Am Markt wiederum stehen Gebäude, von denen einige, etwa das Rathaus und die Apotheke, aus dem 16. und 17. Jh. stammen und mit farbigen Reliefs verziert sind. Der Rathausturm mit Aussichtsplattform in 34 Metern Höhe ist für Besucher geöffnet.
Oberhalb des Marktes befindet sich seit dem ausgehenden 19. Jh. der botanische Garten. Der ist zwar nur ¾ Hektar groß, zeigt aber die Pflanzenwelt Ostthüringens in mehreren Lebensräumen samt zweier Quellen und Teiche. Auf den Beeten wachsen etwa Wald-Frauenfarn, Dornige Hauhechel und Scharlach-Fuchsie, und in einem Kaltwasser-Aquarium wohnt die Quell-Blasenschnecke. Sogar Audio-Guides von Kindern für Kinder werden angeboten.
Auf dem Weg zum Dahliengarten setzt sich die wilde Architekturmischung fort. An einer Stelle gibt's eine mutmaßliche Fabrikantenvilla am Wald zu sehen.

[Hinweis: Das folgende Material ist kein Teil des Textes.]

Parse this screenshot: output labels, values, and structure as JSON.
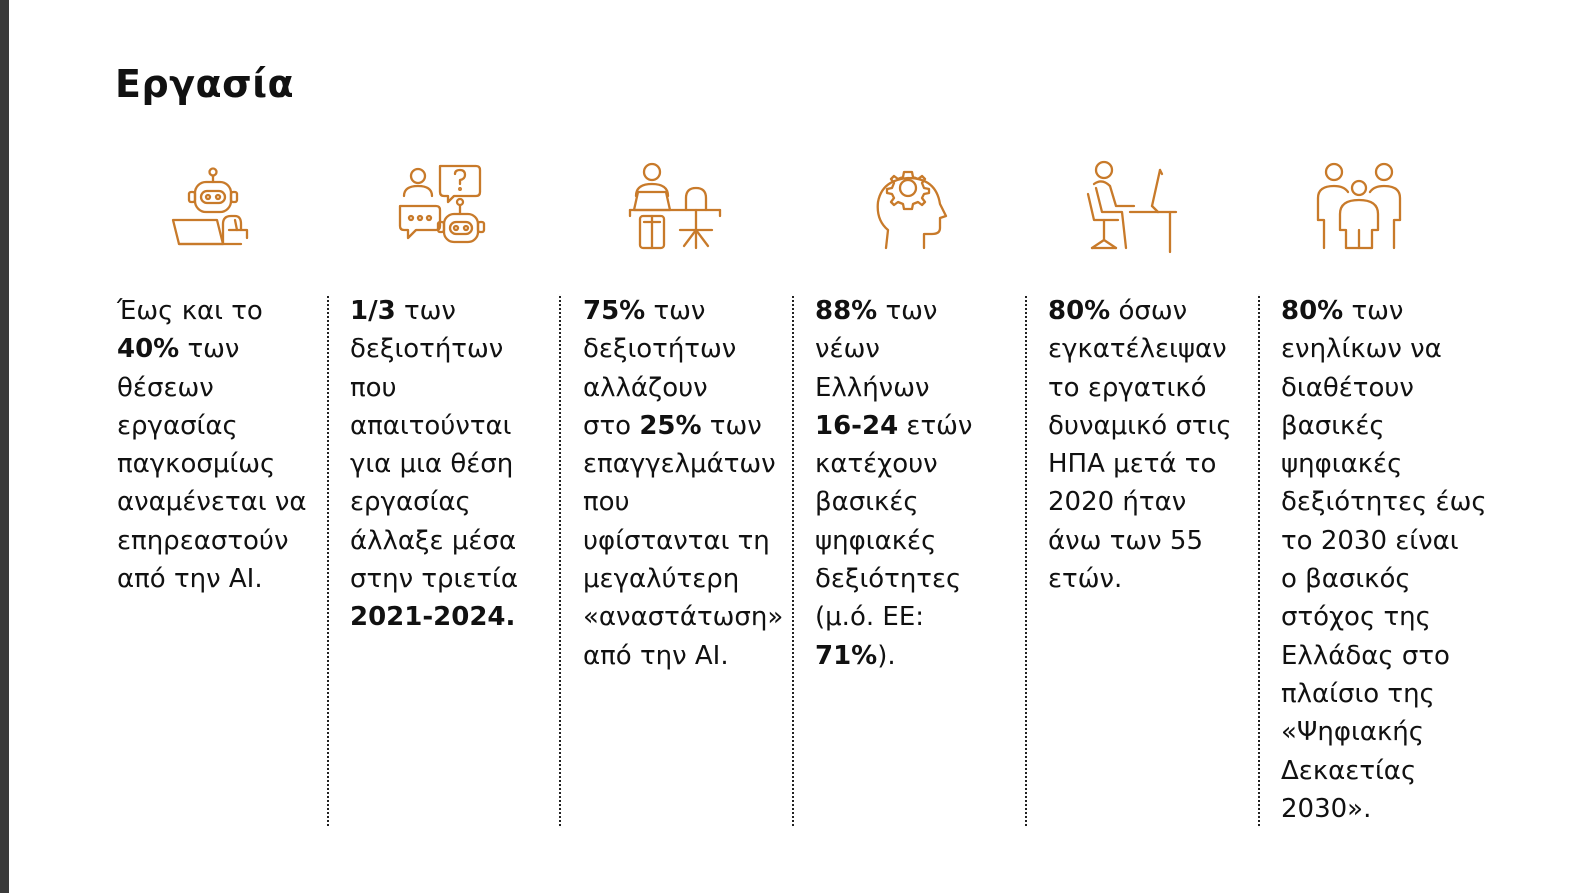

Bei meinem Eintreffen im Dahliengarten klarte der Himmel vollends auf und die bunten Dahlienblüten leuchteten, dass es eine Art hatte. Tagpfauenaugen und mehrere Bienenarten ließen sich auf den großen Blüten nieder. Als der Dahliengarten 1928 angelegt wurde, war er weltweit der erste Schaugarten für Dahlien. Heute gibt es nur noch eine Thüringer Dahliengärtnerei: Die Gärtnerei Paul Panzer aus Bad Köstritz; sie gestaltet jedes Jahr den Geraer Dahliengarten.
Zurück in die Stadt geht es auf demselben Weg, auf dem wir gekommen sind. Um zum Südbahnhof zu gelangen, biegt man kurz nach der Elsterbrücke am bunten Haus, dem Comma-Club, rechts ab. Das Bahnhofsgebäude und die Bahnsteige sind wenige Meter entfernt.
Damit endet diese Tour. Grundsätzliches über Gera, Bauhaus und Dahlien erfährt man in den folgenden Büchern:
Wie es während der DDR in Gera aussah, zeigt der Bildband "Gera" von Angelika und Frank Schenke, Brockhaus 1987.
Eine ganz kurze Einführung ins Bauhaus hat Heinz Stade mit dem Bauhaus-Band der Westentaschenbibliothek im Rhino-Verlag vorgelegt.
Allerlei über Dahlien berichtet Anne-Sophie Panzer in "Dahlien. Ein Buch für Auge & Gaumen". Warum eigentlich für den Gaumen? Weil Dahlienknollen essbar sind. Selber habe ich sie aber noch nicht gekostet.